I prefer to move them to a safe place - it just feels safer to me. If you try to move her while she's setting, it may break her of being broody or she won't recognize the nest you made for her as "her" nest. If you decide to move her, move the whole nest box with her and the eggs in it and put the whole thing in the dog crate. Do it when it's full dark outside and it shouldn't disturb her.

After the chicks hatch, I do like to keep the broody/chicks segregated from the rest of the flock for about 2 weeks. She will defend them from the other birds, but it could be really stressful for her; especially if she's defending them from a lot of other hens or if she has a lot of chicks to defend. You need to put chick starter down for them and the other hens consider chick starter some kind of treat and will gobble it all up. You need to put the chick feeder and waterer low to the ground and the other hens will kick shavings into it and poop in it. The chicks might have a hard time getting in and out of the nest box and a mama hen won't chase after them. When a chick gives the distress call, the mama will cluck back to let the chick know where she is, but she won't go looking for the lost chick at the expense of the other chicks; so it's best to put her in a secure area where the chicks can find her easily. After a few weeks, they can jump high enough to follow the mama hen a little better and the mama will integrate them in with the rest of the flock.

Congrats on your broody! I love broody hens!
 

vkp23

Songster
10 Years
Jul 10, 2009
364
1
119
My house
Well now I'm not sure if the broody thing is gonna stick.

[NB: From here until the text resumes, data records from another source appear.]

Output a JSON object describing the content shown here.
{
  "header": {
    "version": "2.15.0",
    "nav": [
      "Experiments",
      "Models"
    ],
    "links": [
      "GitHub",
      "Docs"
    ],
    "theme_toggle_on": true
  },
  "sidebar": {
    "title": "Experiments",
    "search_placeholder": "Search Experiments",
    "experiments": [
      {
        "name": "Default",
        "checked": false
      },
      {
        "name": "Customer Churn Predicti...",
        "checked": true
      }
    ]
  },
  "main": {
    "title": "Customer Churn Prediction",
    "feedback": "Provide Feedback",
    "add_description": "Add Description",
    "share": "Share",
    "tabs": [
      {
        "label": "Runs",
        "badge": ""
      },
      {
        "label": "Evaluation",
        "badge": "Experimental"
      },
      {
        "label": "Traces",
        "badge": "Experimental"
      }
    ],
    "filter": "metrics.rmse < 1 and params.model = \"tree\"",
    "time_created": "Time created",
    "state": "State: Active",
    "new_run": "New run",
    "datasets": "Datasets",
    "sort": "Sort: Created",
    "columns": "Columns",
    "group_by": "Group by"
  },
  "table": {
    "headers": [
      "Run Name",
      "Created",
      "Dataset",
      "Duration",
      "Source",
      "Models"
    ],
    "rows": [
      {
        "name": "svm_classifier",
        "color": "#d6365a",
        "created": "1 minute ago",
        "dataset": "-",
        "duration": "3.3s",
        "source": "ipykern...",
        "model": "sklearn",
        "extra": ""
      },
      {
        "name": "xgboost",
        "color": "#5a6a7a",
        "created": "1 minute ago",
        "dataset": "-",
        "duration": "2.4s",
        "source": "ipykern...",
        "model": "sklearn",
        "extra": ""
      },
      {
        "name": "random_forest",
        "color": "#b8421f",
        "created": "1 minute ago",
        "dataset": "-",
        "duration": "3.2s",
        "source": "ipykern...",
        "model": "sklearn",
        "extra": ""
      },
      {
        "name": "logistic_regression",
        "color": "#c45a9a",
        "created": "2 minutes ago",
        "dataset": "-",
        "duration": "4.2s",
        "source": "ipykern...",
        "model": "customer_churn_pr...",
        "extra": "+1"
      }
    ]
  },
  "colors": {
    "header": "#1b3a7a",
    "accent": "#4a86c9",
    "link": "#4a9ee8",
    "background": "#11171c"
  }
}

About two to three hours ofter I posted she came out of the house. But she went back at bed time, but to "her" nest. I thought I had heard that some broodies will leave the nest for a little break, but IDK. she's still young (born in June) so this would be her first time. I'm worried about leaving the eggs. I don't want them to go bad, and though I've been feeling the itch to hatch again, I'm not ready to. I did notice that a couple of eggs we went to eat that the bulls eye was a lot bigger than it should have been. So I'm wondering if she's going into being broody but not there yet. Like she sat on her egg most of the day than got tired of it, and got off. She did pluck a few of her feathers from her breast and lined her nest with it. IDK what do you guys think?